Eduardo Mackenzie on the government’s position
He was also emphatic in differentiating between protest, demanding something with the use of force, and demonstration, which is carried out in a peaceful manner. In view of this, he explained that the authorities have found it difficult to control the situation because they do not differentiate between these terms. “President Duque is impregnated with an ideology of political correctness. That paralyzes him.”
He also discussed the role played by the FARC and the ELN. He emphasized that the Colombian media have fulfilled the task of showing the influence of these groups in the protests.
“The role of the FARC and ELN in these demonstrations has been confirmed. The most important media have published about it. These armed and subversive groups are intervening in these protests and that is what the international press does not want to see, even though the Colombian press has said so.”
Finally, he commented on the participation of far-left Senator Gustavo Petro in this protest process.
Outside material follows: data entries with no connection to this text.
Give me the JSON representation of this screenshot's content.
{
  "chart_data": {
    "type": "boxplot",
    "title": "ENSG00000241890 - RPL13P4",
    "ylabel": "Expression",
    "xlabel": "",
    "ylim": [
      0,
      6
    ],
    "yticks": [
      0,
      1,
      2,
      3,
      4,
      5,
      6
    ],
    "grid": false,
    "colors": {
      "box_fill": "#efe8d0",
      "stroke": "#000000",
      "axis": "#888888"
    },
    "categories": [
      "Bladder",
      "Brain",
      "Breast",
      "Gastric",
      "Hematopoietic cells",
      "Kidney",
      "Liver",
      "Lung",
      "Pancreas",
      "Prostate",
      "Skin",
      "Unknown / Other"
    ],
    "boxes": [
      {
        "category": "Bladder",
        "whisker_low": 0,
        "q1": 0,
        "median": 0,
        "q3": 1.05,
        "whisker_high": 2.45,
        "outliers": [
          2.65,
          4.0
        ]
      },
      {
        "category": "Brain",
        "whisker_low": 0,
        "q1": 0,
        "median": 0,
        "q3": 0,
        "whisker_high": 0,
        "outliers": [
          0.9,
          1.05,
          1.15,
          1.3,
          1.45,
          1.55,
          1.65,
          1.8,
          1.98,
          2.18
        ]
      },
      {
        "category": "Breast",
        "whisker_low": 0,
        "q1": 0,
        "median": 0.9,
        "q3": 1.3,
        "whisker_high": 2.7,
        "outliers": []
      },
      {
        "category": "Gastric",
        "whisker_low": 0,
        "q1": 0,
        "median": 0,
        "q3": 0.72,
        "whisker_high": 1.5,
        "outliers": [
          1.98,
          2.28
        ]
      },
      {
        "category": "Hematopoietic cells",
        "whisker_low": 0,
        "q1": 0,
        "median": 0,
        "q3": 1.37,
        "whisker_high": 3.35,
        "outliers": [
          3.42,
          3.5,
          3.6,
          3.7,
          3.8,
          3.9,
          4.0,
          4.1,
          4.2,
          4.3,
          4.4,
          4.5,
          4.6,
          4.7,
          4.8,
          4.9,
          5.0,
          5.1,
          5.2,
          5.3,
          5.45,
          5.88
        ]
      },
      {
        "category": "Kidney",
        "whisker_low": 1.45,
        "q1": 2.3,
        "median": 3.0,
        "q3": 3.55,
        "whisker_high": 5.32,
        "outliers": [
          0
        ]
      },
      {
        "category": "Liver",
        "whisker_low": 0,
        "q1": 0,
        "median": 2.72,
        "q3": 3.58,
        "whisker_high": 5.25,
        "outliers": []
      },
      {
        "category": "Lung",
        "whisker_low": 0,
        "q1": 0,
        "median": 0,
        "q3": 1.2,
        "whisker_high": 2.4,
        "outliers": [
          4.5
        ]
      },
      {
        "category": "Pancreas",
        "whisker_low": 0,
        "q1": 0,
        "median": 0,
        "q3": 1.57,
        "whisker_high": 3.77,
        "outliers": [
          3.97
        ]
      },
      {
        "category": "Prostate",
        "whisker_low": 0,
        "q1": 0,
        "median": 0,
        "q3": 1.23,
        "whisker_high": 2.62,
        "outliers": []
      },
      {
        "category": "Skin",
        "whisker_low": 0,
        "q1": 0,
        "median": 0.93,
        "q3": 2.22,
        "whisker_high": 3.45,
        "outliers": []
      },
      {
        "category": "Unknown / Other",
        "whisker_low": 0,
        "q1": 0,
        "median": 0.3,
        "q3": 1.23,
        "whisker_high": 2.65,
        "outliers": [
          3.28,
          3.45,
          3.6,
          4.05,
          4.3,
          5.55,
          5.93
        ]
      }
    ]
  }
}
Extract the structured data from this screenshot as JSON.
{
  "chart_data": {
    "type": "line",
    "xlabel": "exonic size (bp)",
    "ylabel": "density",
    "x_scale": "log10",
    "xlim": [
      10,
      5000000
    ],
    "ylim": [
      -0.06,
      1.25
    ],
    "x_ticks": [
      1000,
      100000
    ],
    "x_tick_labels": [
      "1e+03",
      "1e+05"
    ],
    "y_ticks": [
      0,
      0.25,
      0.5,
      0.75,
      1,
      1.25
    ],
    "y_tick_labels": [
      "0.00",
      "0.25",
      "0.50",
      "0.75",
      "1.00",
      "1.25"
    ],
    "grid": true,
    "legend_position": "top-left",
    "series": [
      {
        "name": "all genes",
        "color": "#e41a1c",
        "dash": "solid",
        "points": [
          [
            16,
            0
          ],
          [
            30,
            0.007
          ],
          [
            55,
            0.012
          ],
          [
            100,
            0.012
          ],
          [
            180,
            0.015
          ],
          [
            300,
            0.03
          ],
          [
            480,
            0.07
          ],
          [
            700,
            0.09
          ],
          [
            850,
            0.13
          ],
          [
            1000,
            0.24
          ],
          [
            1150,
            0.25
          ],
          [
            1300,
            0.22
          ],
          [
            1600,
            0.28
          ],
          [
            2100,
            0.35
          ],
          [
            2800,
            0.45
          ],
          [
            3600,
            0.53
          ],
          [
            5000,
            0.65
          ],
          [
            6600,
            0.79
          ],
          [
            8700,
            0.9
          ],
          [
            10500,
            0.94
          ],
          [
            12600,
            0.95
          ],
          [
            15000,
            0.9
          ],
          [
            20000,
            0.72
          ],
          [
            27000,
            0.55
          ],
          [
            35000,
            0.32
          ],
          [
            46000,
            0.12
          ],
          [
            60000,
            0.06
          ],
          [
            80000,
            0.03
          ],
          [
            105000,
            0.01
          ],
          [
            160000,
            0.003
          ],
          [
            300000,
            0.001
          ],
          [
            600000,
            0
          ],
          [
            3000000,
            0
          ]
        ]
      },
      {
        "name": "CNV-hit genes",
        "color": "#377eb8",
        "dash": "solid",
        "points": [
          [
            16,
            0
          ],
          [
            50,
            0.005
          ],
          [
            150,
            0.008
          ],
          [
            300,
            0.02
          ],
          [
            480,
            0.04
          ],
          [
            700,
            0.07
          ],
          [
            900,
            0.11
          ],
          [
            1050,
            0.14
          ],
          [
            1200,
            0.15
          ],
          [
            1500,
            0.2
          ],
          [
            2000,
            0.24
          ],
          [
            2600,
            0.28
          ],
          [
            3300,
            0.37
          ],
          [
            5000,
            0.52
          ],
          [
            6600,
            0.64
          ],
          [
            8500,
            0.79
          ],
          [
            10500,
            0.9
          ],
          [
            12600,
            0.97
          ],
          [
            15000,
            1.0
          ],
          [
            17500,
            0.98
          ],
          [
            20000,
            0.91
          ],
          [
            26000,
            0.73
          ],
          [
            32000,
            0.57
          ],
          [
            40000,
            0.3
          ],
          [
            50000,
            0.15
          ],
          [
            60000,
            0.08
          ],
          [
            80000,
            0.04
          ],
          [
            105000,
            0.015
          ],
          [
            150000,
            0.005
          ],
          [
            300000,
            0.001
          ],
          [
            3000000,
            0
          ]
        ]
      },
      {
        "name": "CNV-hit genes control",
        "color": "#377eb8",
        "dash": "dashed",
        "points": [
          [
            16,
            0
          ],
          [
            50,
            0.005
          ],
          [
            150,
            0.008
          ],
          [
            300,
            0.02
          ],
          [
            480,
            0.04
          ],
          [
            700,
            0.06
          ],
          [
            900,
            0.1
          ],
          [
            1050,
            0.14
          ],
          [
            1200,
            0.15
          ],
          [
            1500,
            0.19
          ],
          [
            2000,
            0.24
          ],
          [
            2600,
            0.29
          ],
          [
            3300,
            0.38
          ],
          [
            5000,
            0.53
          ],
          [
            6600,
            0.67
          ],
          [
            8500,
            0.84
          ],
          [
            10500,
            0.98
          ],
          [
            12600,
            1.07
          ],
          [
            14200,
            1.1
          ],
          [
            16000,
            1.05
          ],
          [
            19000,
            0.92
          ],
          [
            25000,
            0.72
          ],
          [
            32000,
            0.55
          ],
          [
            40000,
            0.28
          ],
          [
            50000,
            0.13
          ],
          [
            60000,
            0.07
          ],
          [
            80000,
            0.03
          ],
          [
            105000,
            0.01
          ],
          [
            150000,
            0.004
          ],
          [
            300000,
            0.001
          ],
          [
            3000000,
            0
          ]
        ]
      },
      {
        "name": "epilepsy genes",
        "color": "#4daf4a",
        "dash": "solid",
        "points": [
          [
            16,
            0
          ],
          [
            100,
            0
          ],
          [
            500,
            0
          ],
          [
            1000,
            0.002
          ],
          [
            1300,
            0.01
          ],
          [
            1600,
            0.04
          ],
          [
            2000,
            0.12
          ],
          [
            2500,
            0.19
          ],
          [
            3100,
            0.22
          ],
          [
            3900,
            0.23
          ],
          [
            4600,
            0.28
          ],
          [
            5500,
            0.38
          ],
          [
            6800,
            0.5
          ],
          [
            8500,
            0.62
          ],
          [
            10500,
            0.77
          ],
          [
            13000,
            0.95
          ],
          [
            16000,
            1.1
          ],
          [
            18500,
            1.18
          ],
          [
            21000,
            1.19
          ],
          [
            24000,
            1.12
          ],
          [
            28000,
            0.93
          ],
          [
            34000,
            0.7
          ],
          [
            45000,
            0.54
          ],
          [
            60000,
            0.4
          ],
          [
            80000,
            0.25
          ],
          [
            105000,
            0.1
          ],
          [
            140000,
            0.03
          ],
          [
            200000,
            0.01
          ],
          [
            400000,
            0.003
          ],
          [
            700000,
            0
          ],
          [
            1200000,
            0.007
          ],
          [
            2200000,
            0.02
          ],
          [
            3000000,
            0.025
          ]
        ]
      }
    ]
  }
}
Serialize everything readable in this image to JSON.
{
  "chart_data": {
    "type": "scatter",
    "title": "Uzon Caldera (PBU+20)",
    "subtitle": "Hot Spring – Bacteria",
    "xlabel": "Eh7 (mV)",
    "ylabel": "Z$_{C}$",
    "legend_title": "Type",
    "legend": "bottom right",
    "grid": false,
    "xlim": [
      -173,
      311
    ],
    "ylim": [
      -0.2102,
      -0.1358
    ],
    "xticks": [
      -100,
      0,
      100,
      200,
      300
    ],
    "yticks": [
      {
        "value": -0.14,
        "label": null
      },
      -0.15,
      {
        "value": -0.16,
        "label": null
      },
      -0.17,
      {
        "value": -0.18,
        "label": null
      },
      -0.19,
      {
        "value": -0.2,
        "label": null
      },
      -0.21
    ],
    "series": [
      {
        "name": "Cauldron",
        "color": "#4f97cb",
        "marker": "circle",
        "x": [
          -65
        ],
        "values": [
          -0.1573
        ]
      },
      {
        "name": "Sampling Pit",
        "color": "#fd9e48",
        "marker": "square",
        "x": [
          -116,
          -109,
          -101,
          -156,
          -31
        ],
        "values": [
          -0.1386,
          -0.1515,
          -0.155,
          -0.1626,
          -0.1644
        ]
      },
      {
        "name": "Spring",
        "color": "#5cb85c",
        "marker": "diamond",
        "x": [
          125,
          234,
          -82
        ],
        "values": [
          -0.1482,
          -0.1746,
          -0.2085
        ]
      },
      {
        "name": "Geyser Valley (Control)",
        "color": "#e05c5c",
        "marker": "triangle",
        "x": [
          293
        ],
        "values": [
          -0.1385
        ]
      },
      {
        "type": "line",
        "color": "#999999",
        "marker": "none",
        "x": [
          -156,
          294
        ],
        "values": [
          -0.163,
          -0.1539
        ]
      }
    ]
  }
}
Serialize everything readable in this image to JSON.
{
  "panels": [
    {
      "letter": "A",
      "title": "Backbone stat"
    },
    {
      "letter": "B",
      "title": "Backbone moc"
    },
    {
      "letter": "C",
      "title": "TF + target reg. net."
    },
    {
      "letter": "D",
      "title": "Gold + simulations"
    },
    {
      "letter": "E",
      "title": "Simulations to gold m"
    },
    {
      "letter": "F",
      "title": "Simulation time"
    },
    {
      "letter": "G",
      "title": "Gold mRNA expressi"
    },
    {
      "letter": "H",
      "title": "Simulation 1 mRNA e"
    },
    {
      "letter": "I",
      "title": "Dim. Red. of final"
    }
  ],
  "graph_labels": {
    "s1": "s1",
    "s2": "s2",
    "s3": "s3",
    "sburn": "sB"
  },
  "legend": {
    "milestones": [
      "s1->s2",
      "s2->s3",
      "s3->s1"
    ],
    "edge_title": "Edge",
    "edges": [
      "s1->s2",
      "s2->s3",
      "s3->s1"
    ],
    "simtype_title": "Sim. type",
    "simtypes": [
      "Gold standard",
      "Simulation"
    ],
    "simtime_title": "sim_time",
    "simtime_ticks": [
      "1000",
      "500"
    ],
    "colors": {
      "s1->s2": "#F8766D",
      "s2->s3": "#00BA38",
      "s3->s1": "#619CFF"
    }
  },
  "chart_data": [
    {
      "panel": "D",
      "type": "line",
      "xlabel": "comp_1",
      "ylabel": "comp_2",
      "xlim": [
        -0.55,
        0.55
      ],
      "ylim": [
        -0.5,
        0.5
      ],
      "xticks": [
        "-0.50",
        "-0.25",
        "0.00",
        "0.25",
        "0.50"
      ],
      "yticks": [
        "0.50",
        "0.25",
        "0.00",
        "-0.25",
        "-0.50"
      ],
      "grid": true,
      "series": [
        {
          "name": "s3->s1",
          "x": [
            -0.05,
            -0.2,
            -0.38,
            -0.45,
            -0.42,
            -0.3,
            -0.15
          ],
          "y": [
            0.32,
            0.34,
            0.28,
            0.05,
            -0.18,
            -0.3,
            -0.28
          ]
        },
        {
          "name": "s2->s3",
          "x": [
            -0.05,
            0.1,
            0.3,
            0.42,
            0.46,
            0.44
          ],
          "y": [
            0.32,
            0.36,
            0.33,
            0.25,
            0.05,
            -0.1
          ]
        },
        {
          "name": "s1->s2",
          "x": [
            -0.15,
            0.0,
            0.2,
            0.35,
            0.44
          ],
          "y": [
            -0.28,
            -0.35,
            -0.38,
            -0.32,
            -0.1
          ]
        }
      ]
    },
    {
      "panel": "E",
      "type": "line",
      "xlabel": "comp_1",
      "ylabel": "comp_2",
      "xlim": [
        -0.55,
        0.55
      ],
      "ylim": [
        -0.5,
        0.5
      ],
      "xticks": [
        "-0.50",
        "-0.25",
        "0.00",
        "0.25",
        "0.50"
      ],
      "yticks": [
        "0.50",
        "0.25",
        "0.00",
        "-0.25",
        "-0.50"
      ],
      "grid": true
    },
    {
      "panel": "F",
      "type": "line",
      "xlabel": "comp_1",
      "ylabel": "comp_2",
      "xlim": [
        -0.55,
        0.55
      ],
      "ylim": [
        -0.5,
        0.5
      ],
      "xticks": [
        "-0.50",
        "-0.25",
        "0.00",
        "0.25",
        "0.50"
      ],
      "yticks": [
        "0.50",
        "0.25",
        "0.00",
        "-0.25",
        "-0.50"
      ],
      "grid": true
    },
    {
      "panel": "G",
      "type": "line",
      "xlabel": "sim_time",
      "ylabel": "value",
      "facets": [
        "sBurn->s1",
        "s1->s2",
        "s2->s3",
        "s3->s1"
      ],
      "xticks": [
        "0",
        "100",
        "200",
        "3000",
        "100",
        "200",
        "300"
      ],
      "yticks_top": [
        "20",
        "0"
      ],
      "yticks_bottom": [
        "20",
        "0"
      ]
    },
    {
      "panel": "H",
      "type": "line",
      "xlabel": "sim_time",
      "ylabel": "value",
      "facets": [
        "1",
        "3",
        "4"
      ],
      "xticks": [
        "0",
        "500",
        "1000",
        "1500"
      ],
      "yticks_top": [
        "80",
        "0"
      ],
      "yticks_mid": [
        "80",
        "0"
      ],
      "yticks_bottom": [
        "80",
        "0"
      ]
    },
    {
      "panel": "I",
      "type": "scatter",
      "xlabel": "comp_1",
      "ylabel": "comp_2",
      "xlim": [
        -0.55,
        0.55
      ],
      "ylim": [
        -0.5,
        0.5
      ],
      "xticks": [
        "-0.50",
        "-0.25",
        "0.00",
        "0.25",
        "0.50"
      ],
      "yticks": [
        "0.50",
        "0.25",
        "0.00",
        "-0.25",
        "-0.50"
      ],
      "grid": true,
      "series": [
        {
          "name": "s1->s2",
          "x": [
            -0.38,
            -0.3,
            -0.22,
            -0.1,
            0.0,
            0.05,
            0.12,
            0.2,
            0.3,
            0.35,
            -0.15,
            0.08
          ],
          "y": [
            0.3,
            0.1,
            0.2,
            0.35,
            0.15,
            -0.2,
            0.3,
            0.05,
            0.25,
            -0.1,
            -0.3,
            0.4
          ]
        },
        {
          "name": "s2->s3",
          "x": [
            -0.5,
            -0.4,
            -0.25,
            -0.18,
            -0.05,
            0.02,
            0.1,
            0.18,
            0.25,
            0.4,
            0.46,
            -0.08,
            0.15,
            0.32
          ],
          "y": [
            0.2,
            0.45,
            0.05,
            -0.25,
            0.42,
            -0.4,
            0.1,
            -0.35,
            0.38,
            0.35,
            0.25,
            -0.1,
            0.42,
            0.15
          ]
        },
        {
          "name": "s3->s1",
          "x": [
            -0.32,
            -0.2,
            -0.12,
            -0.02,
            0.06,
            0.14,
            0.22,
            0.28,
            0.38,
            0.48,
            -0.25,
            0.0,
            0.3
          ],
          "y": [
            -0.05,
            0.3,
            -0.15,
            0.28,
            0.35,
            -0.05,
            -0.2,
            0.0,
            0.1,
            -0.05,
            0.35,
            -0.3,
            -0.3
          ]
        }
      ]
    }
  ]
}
Mackenzie pointed out that Colombians are concerned with what is happening and this will have an electoral translation, although, he warned, this movement may not end in an electoral process.
“The dynamics of this may end in something other than elections. Hopefully, it will end in elections. But Petro, for me, is carbonized because the Colombian people saw what he can do once he reaches the Government. If he does it as a senator from the opposition, let’s imagine what a government with this gentleman would be like.”